Kendimden geçtim. Dağıldım, delirdim bir yemekler yedim olamaz böyle bir şölen.
Adamın kendisini mutlu etmenin yolu ilk yemekten geçer. Vedat Miror modundayım midemde cümbüş var.
Tamam tamam kendime bir ayar çekiyorum...
Evet efendim rotamız Ayvalık Cunda.
Balıkesir'de minicik bir yer. İlk taş köprünün olduğu, bununla her saniye gurur duydukları sınırsız bir mavilik.

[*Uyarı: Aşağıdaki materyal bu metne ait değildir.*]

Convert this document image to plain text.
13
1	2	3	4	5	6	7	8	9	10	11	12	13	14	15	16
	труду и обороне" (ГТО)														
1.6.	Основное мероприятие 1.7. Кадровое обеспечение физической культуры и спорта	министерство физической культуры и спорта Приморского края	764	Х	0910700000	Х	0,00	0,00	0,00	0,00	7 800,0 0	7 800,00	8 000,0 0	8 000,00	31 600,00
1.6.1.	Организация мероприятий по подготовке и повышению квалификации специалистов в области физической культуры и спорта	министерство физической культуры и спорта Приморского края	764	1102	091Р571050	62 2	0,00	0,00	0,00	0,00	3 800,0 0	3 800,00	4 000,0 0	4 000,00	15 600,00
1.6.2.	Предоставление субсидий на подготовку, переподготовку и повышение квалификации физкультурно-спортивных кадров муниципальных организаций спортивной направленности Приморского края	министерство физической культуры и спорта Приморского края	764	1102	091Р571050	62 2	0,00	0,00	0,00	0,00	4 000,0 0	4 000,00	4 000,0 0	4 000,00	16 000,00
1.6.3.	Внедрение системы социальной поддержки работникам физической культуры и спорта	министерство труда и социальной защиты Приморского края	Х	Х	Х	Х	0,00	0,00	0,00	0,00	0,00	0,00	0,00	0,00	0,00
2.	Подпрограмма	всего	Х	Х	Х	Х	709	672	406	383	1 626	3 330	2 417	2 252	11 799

Önce Ayvalık , orası küçük bir kasaba. Evlerin önünde çiğdem çitliyen şalvarlı teyzeler var. Klasik sahil havası miskinliğindeki amcalar.

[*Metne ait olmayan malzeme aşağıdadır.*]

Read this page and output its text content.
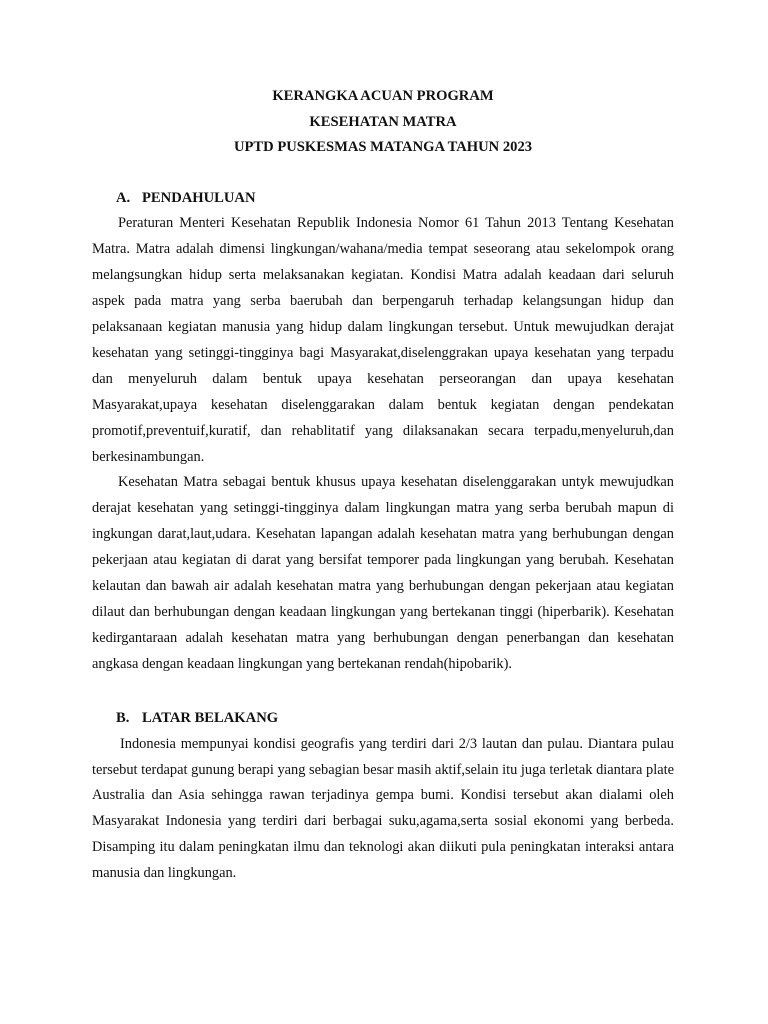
KERANGKA ACUAN PROGRAM
KESEHATAN MATRA
UPTD PUSKESMAS MATANGA TAHUN 2023
A. PENDAHULUAN

Peraturan Menteri Kesehatan Republik Indonesia Nomor 61 Tahun 2013 Tentang Kesehatan Matra. Matra adalah dimensi lingkungan/wahana/media tempat seseorang atau sekelompok orang melangsungkan hidup serta melaksanakan kegiatan. Kondisi Matra adalah keadaan dari seluruh aspek pada matra yang serba baerubah dan berpengaruh terhadap kelangsungan hidup dan pelaksanaan kegiatan manusia yang hidup dalam lingkungan tersebut. Untuk mewujudkan derajat kesehatan yang setinggi-tingginya bagi Masyarakat,diselenggrakan upaya kesehatan yang terpadu dan menyeluruh dalam bentuk upaya kesehatan perseorangan dan upaya kesehatan Masyarakat,upaya kesehatan diselenggarakan dalam bentuk kegiatan dengan pendekatan promotif,preventuif,kuratif, dan rehablitatif yang dilaksanakan secara terpadu,menyeluruh,dan berkesinambungan.

Kesehatan Matra sebagai bentuk khusus upaya kesehatan diselenggarakan untyk mewujudkan derajat kesehatan yang setinggi-tingginya dalam lingkungan matra yang serba berubah mapun di ingkungan darat,laut,udara. Kesehatan lapangan adalah kesehatan matra yang berhubungan dengan pekerjaan atau kegiatan di darat yang bersifat temporer pada lingkungan yang berubah. Kesehatan kelautan dan bawah air adalah kesehatan matra yang berhubungan dengan pekerjaan atau kegiatan dilaut dan berhubungan dengan keadaan lingkungan yang bertekanan tinggi (hiperbarik). Kesehatan kedirgantaraan adalah kesehatan matra yang berhubungan dengan penerbangan dan kesehatan angkasa dengan keadaan lingkungan yang bertekanan rendah(hipobarik).

B. LATAR BELAKANG

Indonesia mempunyai kondisi geografis yang terdiri dari 2/3 lautan dan pulau. Diantara pulau tersebut terdapat gunung berapi yang sebagian besar masih aktif,selain itu juga terletak diantara plate Australia dan Asia sehingga rawan terjadinya gempa bumi. Kondisi tersebut akan dialami oleh Masyarakat Indonesia yang terdiri dari berbagai suku,agama,serta sosial ekonomi yang berbeda. Disamping itu dalam peningkatan ilmu dan teknologi akan diikuti pula peningkatan interaksi antara manusia dan lingkungan.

Paytak paytak dolaşan ördekleri, tembel kedileri, köpekleri. Hani evcil hayvan kültürünün abartıldığı bir yer.
Yıkıntılar arasında pembe panjurlu evlerin olduğu, gözü açılmamış insanların samimi ve mütevazı yaşamıyla boyalı buralar.
Kimsenin yokluktan canı yanmıyor , inadına mutlu inadına hayat dolu.

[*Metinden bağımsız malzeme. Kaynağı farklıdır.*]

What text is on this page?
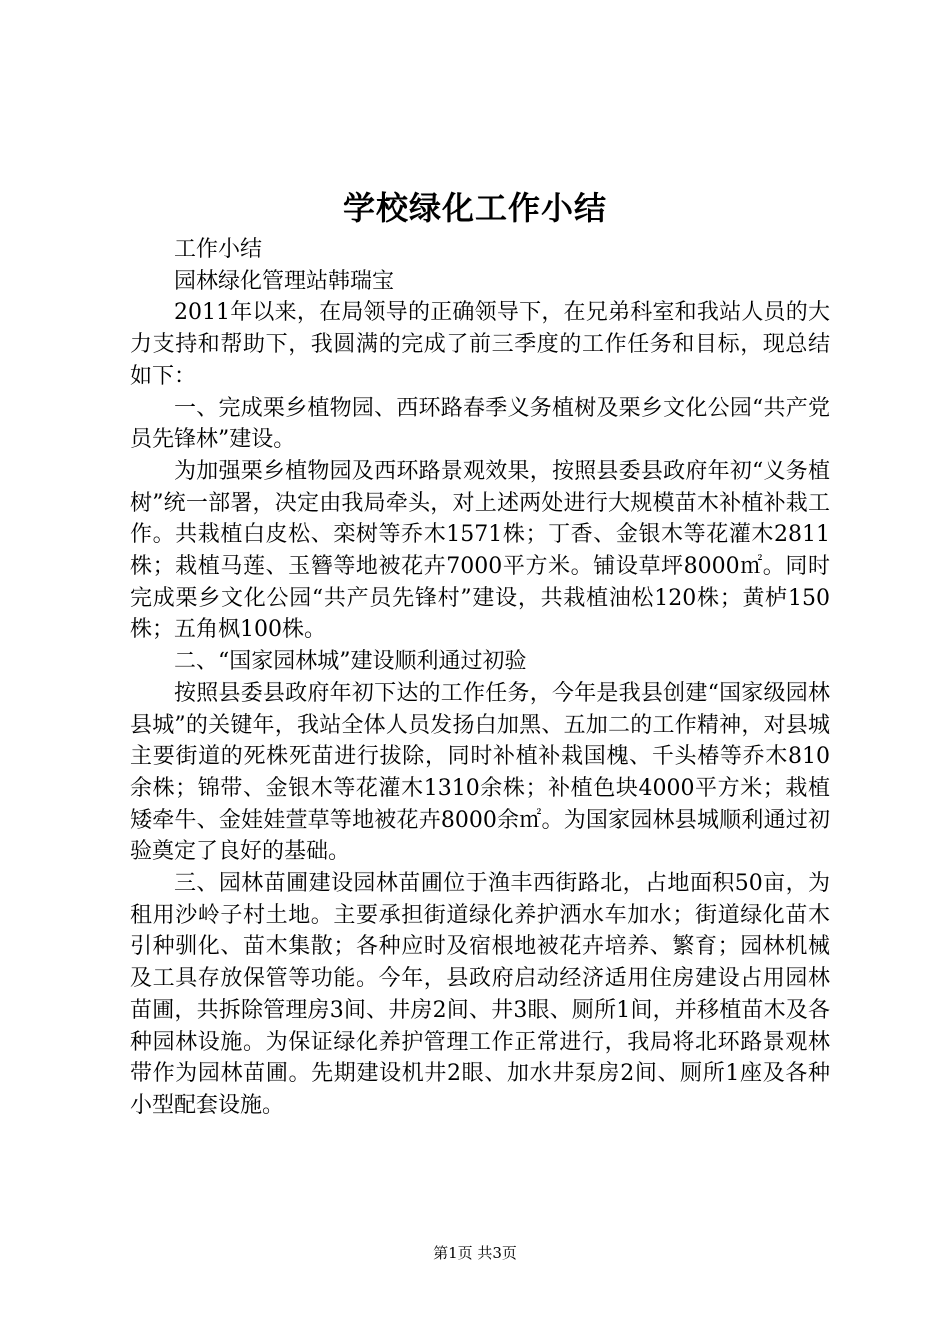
学校绿化工作小结

工作小结

园林绿化管理站韩瑞宝

2011年以来，在局领导的正确领导下，在兄弟科室和我站人员的大力支持和帮助下，我圆满的完成了前三季度的工作任务和目标，现总结如下：

一、完成栗乡植物园、西环路春季义务植树及栗乡文化公园“共产党员先锋林”建设。

为加强栗乡植物园及西环路景观效果，按照县委县政府年初“义务植树”统一部署，决定由我局牵头，对上述两处进行大规模苗木补植补栽工作。共栽植白皮松、栾树等乔木1571株；丁香、金银木等花灌木2811株；栽植马莲、玉簪等地被花卉7000平方米。铺设草坪8000㎡。同时完成栗乡文化公园“共产员先锋村”建设，共栽植油松120株；黄栌150株；五角枫100株。

二、“国家园林城”建设顺利通过初验

按照县委县政府年初下达的工作任务，今年是我县创建“国家级园林县城”的关键年，我站全体人员发扬白加黑、五加二的工作精神，对县城主要街道的死株死苗进行拔除，同时补植补栽国槐、千头椿等乔木810余株；锦带、金银木等花灌木1310余株；补植色块4000平方米；栽植矮牵牛、金娃娃萱草等地被花卉8000余㎡。为国家园林县城顺利通过初验奠定了良好的基础。

三、园林苗圃建设园林苗圃位于渔丰西街路北，占地面积50亩，为租用沙岭子村土地。主要承担街道绿化养护洒水车加水；街道绿化苗木引种驯化、苗木集散；各种应时及宿根地被花卉培养、繁育；园林机械及工具存放保管等功能。今年，县政府启动经济适用住房建设占用园林苗圃，共拆除管理房3间、井房2间、井3眼、厕所1间，并移植苗木及各种园林设施。为保证绿化养护管理工作正常进行，我局将北环路景观林带作为园林苗圃。先期建设机井2眼、加水井泵房2间、厕所1座及各种小型配套设施。

第1页 共3页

Çarşıdaki meşhur Güler pastanesinin ismini duyduk. Taş fırında pişen lor tatlısının ismi kulağa kışkırtıcı geldi. Saldırdık vitrinde görünce.
90 yıllık bir tarih, babadan oğula geçen bir servet. İlk günki heyecanla, ilk oldukları yerde bugünde hizmet veren pastane.
Antep'in fıstıklı baklavasına rakip , tatlı lorlu odun ateşinde pişen Ege baklavası. Yıldızı oldukça parlak bir tad.
Pazarını, çarşısını hatim ettikten sonra sahilden uzadık Cunda'ya.
Arnavut kaldırımlarından usul usul otele yürüdük. Mevsim sonbahar, bu sessizliği ürkütmeyelim dedik.
İyot kokusunu içimize çekip, içimizi temizledik. Caddesi kaybolmuş Cunda'nın.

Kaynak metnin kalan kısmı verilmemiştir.